Tag 476: Die Wahrheit über Kernenergie - Teil 1

von Heiko Gärtner
27.04.2015 19:03 Uhr

Da unsere Woche in Novo Mesto ja eine Urlaubswoche war, haben wir auch in Bezug auf unsere Tagesberichte eine Pause eingelegt. Es ist schließlich ein Reise- und kein Urlaubsblog und von dem, was in den letzten Tagen passiert ist, haben wir euch ja bereits geschildert. Damit ihr aber dennoch nicht auf euren täglichen Lesestoff verzichten müsst und zu unseren Urlaubsbildern auch noch einige spannende Informationen bekommt, folgt hier nun der letzte Teil unserer Recherchen über die Kernenergie. Eigentlich wäre das eh schon längst fällig gewesen, aber in Slowenien ist eben doch wieder mehr los gewesen, als im Nordosten von Italien.

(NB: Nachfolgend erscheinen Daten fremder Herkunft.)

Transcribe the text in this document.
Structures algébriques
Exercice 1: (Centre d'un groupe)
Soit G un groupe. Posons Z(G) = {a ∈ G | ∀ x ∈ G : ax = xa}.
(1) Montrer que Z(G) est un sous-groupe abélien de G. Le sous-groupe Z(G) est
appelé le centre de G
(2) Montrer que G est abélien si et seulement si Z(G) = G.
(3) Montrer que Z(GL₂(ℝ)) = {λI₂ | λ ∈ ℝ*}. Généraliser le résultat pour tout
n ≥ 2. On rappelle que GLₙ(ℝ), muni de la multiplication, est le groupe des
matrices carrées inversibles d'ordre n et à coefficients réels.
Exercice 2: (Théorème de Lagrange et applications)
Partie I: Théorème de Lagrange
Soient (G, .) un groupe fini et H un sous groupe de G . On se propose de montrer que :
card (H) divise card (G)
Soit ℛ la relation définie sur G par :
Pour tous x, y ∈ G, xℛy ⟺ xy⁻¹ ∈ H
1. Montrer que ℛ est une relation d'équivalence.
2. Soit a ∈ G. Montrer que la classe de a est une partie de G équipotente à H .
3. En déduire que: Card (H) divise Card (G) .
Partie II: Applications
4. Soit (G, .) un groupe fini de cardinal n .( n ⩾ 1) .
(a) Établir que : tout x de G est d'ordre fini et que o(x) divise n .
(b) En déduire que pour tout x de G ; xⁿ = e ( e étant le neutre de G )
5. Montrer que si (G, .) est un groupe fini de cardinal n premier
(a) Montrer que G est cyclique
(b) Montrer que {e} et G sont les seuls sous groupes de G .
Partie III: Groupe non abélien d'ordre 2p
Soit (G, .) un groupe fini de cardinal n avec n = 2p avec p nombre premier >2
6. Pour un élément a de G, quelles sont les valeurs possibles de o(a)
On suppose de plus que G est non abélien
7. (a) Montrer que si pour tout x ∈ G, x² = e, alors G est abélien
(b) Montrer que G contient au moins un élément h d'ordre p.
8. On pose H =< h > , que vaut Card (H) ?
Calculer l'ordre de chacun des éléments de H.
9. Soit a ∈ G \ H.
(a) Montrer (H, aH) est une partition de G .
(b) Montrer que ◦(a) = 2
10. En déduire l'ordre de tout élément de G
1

Für den Fall, dass ihr inzwischen vergessen habt, worum es eigentlich ging, könnt ihr noch einmal bei Tag 463 nachlesen, wo wir stehen geblieben sind. Es ging dabei um die Frage, warum die Staaten überhaupt so viel Geld in die Kernenergie stecken, wenn sie ihnen doch offensichtlich nur Nachteile bringt. Niemand macht so etwas einfach so, es muss also einen guten Grund dafür geben. Die finanzstarke und einflussreiche Atomlobby ist sicher einer davon, aber ist es wirklich der einzige?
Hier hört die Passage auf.